Приятели были слишком горды, чтобы унижаться перед надменными
кавалерами, но уступать им дорогу приходилось.
Наконец они достигли своей цели и были ошеломлены представшей перед
ними картиной: особняк герцога д'Ашперона, который был им нужен,
обнесенный каменной стеной, как крепость в центре Парижа, словно был взят
штурмом. Во всяком случае, несколько каменщиков в перепачканных фартуках
пробивали в стене проем, а плотники сооружали мостик через канаву,
знаменующую крепостной ров под стеной.
- Похоже, что его светлость господин герцог попал в немилость, -
сказал розовощекий.
- Напротив, - усмехнулся его спутник с черной повязкой на лбу, - как
бы это не знаменовало особое внимание высокой особы к нашему герцогу.

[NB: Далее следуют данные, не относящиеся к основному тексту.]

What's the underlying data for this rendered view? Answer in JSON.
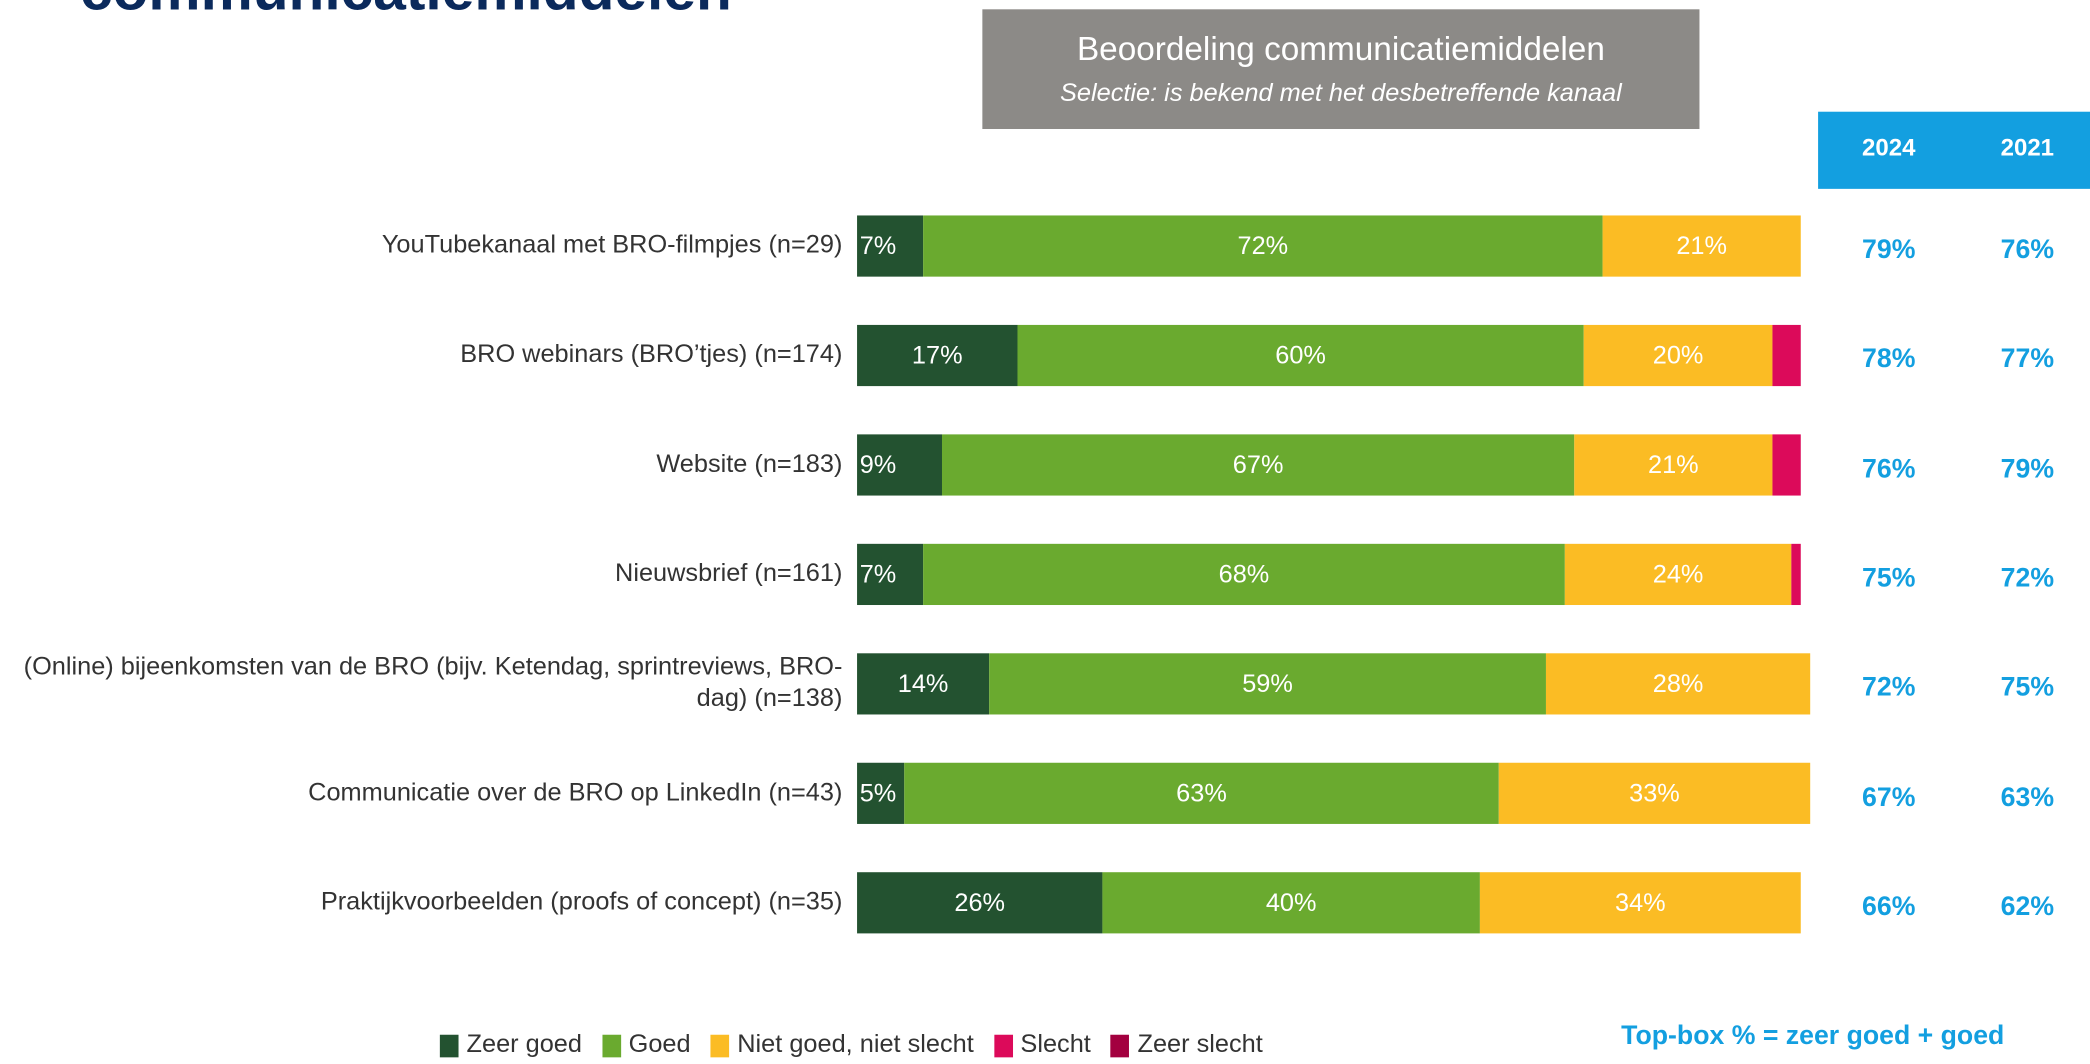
{
  "page_title": "communicatiemiddelen",
  "chart_data": {
    "type": "stacked_bar_horizontal",
    "title": "Beoordeling communicatiemiddelen",
    "subtitle": "Selectie: is bekend met het desbetreffende kanaal",
    "categories": [
      "YouTubekanaal met BRO-filmpjes (n=29)",
      "BRO webinars (BRO’tjes) (n=174)",
      "Website (n=183)",
      "Nieuwsbrief (n=161)",
      "(Online) bijeenkomsten van de BRO (bijv. Ketendag, sprintreviews, BRO-dag) (n=138)",
      "Communicatie over de BRO op LinkedIn (n=43)",
      "Praktijkvoorbeelden (proofs of concept) (n=35)"
    ],
    "xlim": [
      0,
      100
    ],
    "series": [
      {
        "name": "Zeer goed",
        "color": "#235230",
        "values": [
          7,
          17,
          9,
          7,
          14,
          5,
          26
        ],
        "value_labels": [
          "7%",
          "17%",
          "9%",
          "7%",
          "14%",
          "5%",
          "26%"
        ]
      },
      {
        "name": "Goed",
        "color": "#6aaa2f",
        "values": [
          72,
          60,
          67,
          68,
          59,
          63,
          40
        ],
        "value_labels": [
          "72%",
          "60%",
          "67%",
          "68%",
          "59%",
          "63%",
          "40%"
        ]
      },
      {
        "name": "Niet goed, niet slecht",
        "color": "#fbbc24",
        "values": [
          21,
          20,
          21,
          24,
          28,
          33,
          34
        ],
        "value_labels": [
          "21%",
          "20%",
          "21%",
          "24%",
          "28%",
          "33%",
          "34%"
        ]
      },
      {
        "name": "Slecht",
        "color": "#dc0a5a",
        "values": [
          0,
          3,
          3,
          1,
          0,
          0,
          0
        ]
      },
      {
        "name": "Zeer slecht",
        "color": "#a3003f",
        "values": [
          0,
          0,
          0,
          0,
          0,
          0,
          0
        ]
      }
    ],
    "legend": "bottom"
  },
  "top_box": {
    "columns": [
      "2024",
      "2021"
    ],
    "rows": [
      [
        "79%",
        "76%"
      ],
      [
        "78%",
        "77%"
      ],
      [
        "76%",
        "79%"
      ],
      [
        "75%",
        "72%"
      ],
      [
        "72%",
        "75%"
      ],
      [
        "67%",
        "63%"
      ],
      [
        "66%",
        "62%"
      ]
    ],
    "note": "Top-box % = zeer goed + goed"
  }
}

Молодые люди, решив не торопить события, смешались с толпой, тоже
заинтересованной происходящим.
Через каких-нибудь полчаса проем в стене был пробит, деревянный
мостик возведен, и рабочие скрылись за стеной.
Розовощекий, толкнув приятеля в бок, кивнул вдоль улицы.
Там появился отряд гвардейцев личной охраны его высокопреосвященства
господина кардинала Ришелье.
Горожане толпились у стен домов и низко кланялись. Дюжие гвардейцы
несли на плечах жерди носилок с покоящимся на них креслом. На нем гордо
восседал в пурпурной мантии, бессильно свесив парализованные руки и ноги,
кардинал Ришелье.
Он поворачивал голову на тонкой шее из стороны в сторону и
ястребиным, колким взором оглядывал все вокруг, являя собой несокрушимую
силу, презревшую собственную немощь.